Apesar de os nomes não constarem formalmente nos comunicados da PJ, algumas destas entidades confirmaram publicamente as buscas e manifestaram disponibilidade para colaborar com as autoridades. A Universidade do Porto, por exemplo, declarou-se vítima de um alegado processo de cartelização. Já a Casa da Música indicou que prestou toda a colaboração e que não foram realizadas diligências adicionais sobre a instituição ou os seus quadros.
Termos técnicos explicados
- Corrupção passiva: crime cometido por quem aceita ou solicita vantagens indevidas em troca de um favorecimento no exercício das suas funções.
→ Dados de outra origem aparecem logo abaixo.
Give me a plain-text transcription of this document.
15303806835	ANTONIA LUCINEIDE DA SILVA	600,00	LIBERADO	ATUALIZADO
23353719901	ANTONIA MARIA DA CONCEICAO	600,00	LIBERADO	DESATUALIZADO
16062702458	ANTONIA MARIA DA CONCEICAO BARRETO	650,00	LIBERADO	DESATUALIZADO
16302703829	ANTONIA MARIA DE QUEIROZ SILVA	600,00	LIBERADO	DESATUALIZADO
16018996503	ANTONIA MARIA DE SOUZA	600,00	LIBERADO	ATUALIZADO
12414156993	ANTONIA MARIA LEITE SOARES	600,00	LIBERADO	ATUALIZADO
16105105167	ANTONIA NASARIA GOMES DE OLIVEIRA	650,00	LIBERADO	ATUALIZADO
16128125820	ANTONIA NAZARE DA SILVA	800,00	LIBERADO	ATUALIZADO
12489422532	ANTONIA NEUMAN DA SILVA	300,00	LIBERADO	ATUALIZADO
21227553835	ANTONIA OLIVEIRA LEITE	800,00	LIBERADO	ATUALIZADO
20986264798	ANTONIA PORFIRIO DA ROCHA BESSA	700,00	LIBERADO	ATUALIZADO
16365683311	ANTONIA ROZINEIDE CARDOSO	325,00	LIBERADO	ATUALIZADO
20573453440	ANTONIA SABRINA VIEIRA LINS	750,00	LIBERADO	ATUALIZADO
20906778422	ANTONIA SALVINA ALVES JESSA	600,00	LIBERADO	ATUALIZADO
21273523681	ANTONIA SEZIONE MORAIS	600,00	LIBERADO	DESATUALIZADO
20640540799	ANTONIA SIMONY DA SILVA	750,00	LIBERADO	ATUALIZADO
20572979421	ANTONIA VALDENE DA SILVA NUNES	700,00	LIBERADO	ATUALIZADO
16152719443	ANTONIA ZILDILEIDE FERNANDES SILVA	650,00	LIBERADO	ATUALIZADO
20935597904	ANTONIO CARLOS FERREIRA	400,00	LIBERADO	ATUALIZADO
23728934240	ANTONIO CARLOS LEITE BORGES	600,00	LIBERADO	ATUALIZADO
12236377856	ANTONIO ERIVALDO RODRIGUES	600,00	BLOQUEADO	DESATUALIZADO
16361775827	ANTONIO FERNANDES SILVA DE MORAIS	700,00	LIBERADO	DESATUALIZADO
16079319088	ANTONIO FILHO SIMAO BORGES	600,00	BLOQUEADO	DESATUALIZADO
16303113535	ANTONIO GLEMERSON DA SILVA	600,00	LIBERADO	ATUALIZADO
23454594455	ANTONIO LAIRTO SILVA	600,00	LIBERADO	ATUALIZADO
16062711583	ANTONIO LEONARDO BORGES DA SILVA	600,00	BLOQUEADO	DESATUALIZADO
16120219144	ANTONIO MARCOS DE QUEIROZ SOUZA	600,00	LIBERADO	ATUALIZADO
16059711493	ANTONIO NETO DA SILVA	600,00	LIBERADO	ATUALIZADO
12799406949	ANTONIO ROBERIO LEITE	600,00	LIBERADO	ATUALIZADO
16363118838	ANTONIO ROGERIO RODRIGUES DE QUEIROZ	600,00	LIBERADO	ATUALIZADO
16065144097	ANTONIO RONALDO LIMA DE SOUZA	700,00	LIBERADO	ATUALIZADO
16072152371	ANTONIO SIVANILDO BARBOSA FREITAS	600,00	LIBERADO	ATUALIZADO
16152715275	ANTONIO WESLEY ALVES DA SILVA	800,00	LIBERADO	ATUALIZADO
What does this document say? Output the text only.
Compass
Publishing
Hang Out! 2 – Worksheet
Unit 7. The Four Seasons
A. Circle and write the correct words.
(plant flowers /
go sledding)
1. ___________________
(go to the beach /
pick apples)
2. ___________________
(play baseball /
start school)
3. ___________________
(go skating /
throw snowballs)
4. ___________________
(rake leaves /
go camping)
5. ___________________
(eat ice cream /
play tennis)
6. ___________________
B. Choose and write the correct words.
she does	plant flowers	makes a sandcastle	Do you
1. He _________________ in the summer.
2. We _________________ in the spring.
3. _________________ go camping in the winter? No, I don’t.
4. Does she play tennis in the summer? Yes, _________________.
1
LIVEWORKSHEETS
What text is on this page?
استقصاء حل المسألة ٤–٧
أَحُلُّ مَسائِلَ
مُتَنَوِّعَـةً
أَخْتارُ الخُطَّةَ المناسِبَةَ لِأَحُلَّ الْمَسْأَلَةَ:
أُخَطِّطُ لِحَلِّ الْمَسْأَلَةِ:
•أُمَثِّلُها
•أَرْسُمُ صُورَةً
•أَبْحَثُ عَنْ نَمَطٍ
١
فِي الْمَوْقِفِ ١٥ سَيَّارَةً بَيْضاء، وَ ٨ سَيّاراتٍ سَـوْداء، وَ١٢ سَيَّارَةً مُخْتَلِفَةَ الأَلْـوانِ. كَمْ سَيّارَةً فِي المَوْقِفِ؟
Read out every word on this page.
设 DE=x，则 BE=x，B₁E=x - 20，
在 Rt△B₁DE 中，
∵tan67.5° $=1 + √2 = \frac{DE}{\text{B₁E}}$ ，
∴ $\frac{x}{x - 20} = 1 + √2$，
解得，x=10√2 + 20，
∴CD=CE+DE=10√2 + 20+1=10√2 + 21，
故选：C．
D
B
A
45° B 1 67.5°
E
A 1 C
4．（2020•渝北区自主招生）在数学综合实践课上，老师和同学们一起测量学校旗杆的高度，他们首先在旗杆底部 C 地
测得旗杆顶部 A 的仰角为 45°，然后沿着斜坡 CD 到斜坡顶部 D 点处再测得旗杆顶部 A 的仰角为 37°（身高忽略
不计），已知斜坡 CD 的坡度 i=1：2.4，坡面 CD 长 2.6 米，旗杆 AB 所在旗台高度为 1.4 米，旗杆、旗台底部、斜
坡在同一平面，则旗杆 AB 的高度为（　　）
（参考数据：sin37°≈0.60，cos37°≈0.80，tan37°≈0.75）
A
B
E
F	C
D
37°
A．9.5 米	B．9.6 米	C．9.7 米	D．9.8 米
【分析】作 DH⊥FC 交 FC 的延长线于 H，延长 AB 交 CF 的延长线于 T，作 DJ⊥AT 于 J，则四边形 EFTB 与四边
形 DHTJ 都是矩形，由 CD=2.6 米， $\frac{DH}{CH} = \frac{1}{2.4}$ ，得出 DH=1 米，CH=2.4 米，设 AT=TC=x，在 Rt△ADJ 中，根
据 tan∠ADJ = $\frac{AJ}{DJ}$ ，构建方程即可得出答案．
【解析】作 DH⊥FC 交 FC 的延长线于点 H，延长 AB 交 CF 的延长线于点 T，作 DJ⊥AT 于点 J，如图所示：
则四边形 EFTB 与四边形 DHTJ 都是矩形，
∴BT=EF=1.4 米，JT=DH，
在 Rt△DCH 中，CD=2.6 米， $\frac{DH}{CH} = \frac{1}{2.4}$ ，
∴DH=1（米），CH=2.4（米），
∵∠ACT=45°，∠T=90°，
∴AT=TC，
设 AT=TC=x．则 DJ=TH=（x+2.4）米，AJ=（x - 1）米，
- Participação económica em negócio: quando um funcionário público interfere, direta ou indiretamente, em negócios ou contratos em que tenha interesse pessoal.
- Recebimento indevido de vantagem: aceitação de uma oferta ou promessa de vantagem que, embora sem ato imediato de corrupção, viola o dever de isenção do agente público.
- Falsificação de documento: alteração ou criação de documentos falsos com o intuito de enganar outrem.
- Abuso de poder: uso excessivo ou ilegal de autoridade com prejuízo para terceiros.
Envolvimento da Procuradoria Europeia
A Operação Nexus marca também um momento inédito em Portugal, ao juntar numa só investigação autoridades nacionais e a Procuradoria Europeia, num esforço conjunto de combate à fraude que afeta fundos comunitários. Este tipo de colaboração visa garantir uma resposta mais eficaz a infrações que lesam diretamente os interesses financeiros da União Europeia.
A investigação prossegue, estando ainda por esclarecer a total extensão do esquema e o número de entidades e pessoas envolvidas. A PJ e o Ministério Público continuam a recolher prova e a apurar responsabilidades.